Стоит Богдану коснуться клитора языком, как я дугой выгибаюсь, как пораженная молнией. Меня прошибает насквозь от ощущений, от удовольствия, что плещется через края бокала, когда он чуть усиливает давление на пульсирующую плоть. Заставляет в глазах окончательно потемнеть, а из груди вырваться хриплому крику:
— Богдан! Богдан!
Я распахиваю глаза лишь когда он снова надо мной, снова до невозможности близко. Улыбается влажными губами, демонстрируя ровный ряд зубов. Кажется, что готов реально меня съесть. Это настолько неприлично и пошло, что мне становится почти стыдно за произошедшее. Но стоит Богдану меня поцеловать, как я забываю о стыде, забываю обо всем. Единственное, чего хочу, чтобы и Богдану было так же хорошо, как мне.
— Войди в меня, — прошу, знаю, что и он сам этого хочет.
— Точно? У тебя вроде там как рана кровавая. Не хочу делать тебе больно, — спускается он с губ на грудь, терзает соски горячим языком, прикусывает, вызывая новый прилив внизу живота. Или меня еще не отпустило просто. Я руками за голову его хватаюсь, чуть скольжу по кровати вниз.
— Войди в меня. Быстро, — пока я не передумала. Для этого я даже тяну его футболку наверх, снова находя взглядом тату на плече и накаченной груди.
— Ух, какие мы грозные, — усмехается он, касается меня губами, в глаза непрерывно смотрит, ждет, что я передумаю. Но я не такая. — Ну разве я могу тебе отказать. Хоть в чем-то отказать, Аня.
Он убирает руку между нашими горячими телами, обхватывает пальцами свой твердый член, и я смотрю на это, смотрю на темную головку, что касается половых губ, раздвигает их, проводит между ними, вызывая новую дрожь.
Страшно ли мне, что снова будет больно? Страшно, но я знаю, что он хочет этого, я знаю, что ему будет приятно, а я хочу сделать ему хорошо.
Так же как было мне несколько мгновений назад.
— Точно?
— Не беси, — поднимаю взгляд, а он снова меня со смешком целует и начинает медленно, но верно толкаться. Я губу кусаю, потому что нет изменений, все так же больно. Кажется снова, что он меня на двое порвать собирается. Но стоит ему войти наполовину, как становится легче. Боль уже не кажется острой, а от того, как меня распирает изнутри, внутри живота разливается приятная истома.
Он внимательно следит за мной, а я за тем, как проникает член. Напряженный, длинный, увитый венами. Он почти скрывается во мне, достигая края лона. Мой плоский мягкий живот теперь касается его твердого живота, образуя треугольник. И я смотрю на его косые мышцы, на идеальный рельеф и понимаю, что мы идеально подходим друг другу. Сила и слабость. Нежность и грубость. И всегда, всегда наслаждение.
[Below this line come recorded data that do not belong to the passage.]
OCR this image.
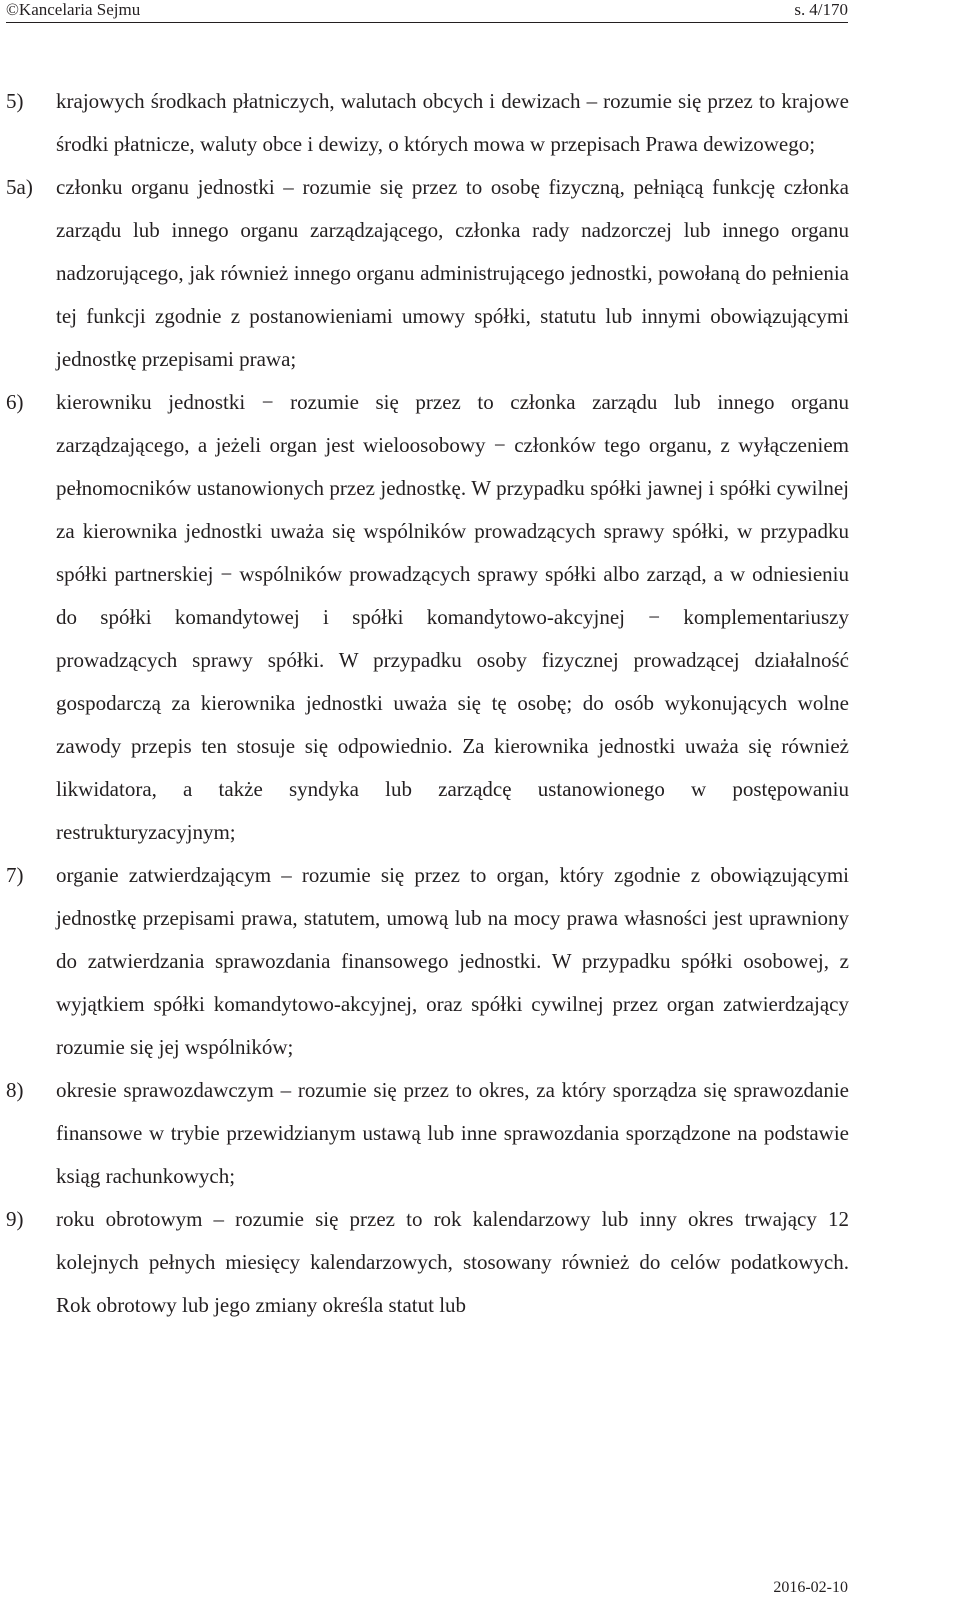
©Kancelaria Sejmu	s. 4/170
5) krajowych środkach płatniczych, walutach obcych i dewizach – rozumie się przez to krajowe środki płatnicze, waluty obce i dewizy, o których mowa w przepisach Prawa dewizowego;
5a) członku organu jednostki – rozumie się przez to osobę fizyczną, pełniącą funkcję członka zarządu lub innego organu zarządzającego, członka rady nadzorczej lub innego organu nadzorującego, jak również innego organu administrującego jednostki, powołaną do pełnienia tej funkcji zgodnie z postanowieniami umowy spółki, statutu lub innymi obowiązującymi jednostkę przepisami prawa;
6) kierowniku jednostki − rozumie się przez to członka zarządu lub innego organu zarządzającego, a jeżeli organ jest wieloosobowy − członków tego organu, z wyłączeniem pełnomocników ustanowionych przez jednostkę. W przypadku spółki jawnej i spółki cywilnej za kierownika jednostki uważa się wspólników prowadzących sprawy spółki, w przypadku spółki partnerskiej − wspólników prowadzących sprawy spółki albo zarząd, a w odniesieniu do spółki komandytowej i spółki komandytowo-akcyjnej − komplementariuszy prowadzących sprawy spółki. W przypadku osoby fizycznej prowadzącej działalność gospodarczą za kierownika jednostki uważa się tę osobę; do osób wykonujących wolne zawody przepis ten stosuje się odpowiednio. Za kierownika jednostki uważa się również likwidatora, a także syndyka lub zarządcę ustanowionego w postępowaniu restrukturyzacyjnym;
7) organie zatwierdzającym – rozumie się przez to organ, który zgodnie z obowiązującymi jednostkę przepisami prawa, statutem, umową lub na mocy prawa własności jest uprawniony do zatwierdzania sprawozdania finansowego jednostki. W przypadku spółki osobowej, z wyjątkiem spółki komandytowo-akcyjnej, oraz spółki cywilnej przez organ zatwierdzający rozumie się jej wspólników;
8) okresie sprawozdawczym – rozumie się przez to okres, za który sporządza się sprawozdanie finansowe w trybie przewidzianym ustawą lub inne sprawozdania sporządzone na podstawie ksiąg rachunkowych;
9) roku obrotowym – rozumie się przez to rok kalendarzowy lub inny okres trwający 12 kolejnych pełnych miesięcy kalendarzowych, stosowany również do celów podatkowych. Rok obrotowy lub jego zmiany określa statut lub
2016-02-10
Чувствую в себе каждый пульсирующий миллиметр. Богдан тяжело дышит. Поднимаю взгляд и проваливаюсь в темноту его глаз. Зеленой радужки почти не видно, лишь зрачок, который заполняет всю окружность. И у меня от черноты в глазах голова кружится.
Богдан словно сам не свой. Нет больше ухмылки, нет игривого, насмешливого взгляда. Только алчность и голод, которые плещутся на самом дне.
— Богдан, — меня пугает это. Пугает настолько, что я хочу взгляд отвести, но его рука не дает, обхватает щеки.
— На меня смотри.
А я смотрю, в какой-то момент понимаю, что больше не хочу отворачиваться, пока он двигается.
На мгновение лишь Богдан закрывает глаза, пока плоть во мне скользит назад. А потом снова вперед, до самого конца, уже без нежности и опаски.
Внутри все скручивается от этого резкого движения. «Хочу еще», — одна лишь мысль. И он дает это мне. Дает ощутить его в полной мере, двигается размеренно и четко, словно к цели идет. Но все меняется, когда я рот открываю, выдыхая шумно. Издавая почти стон.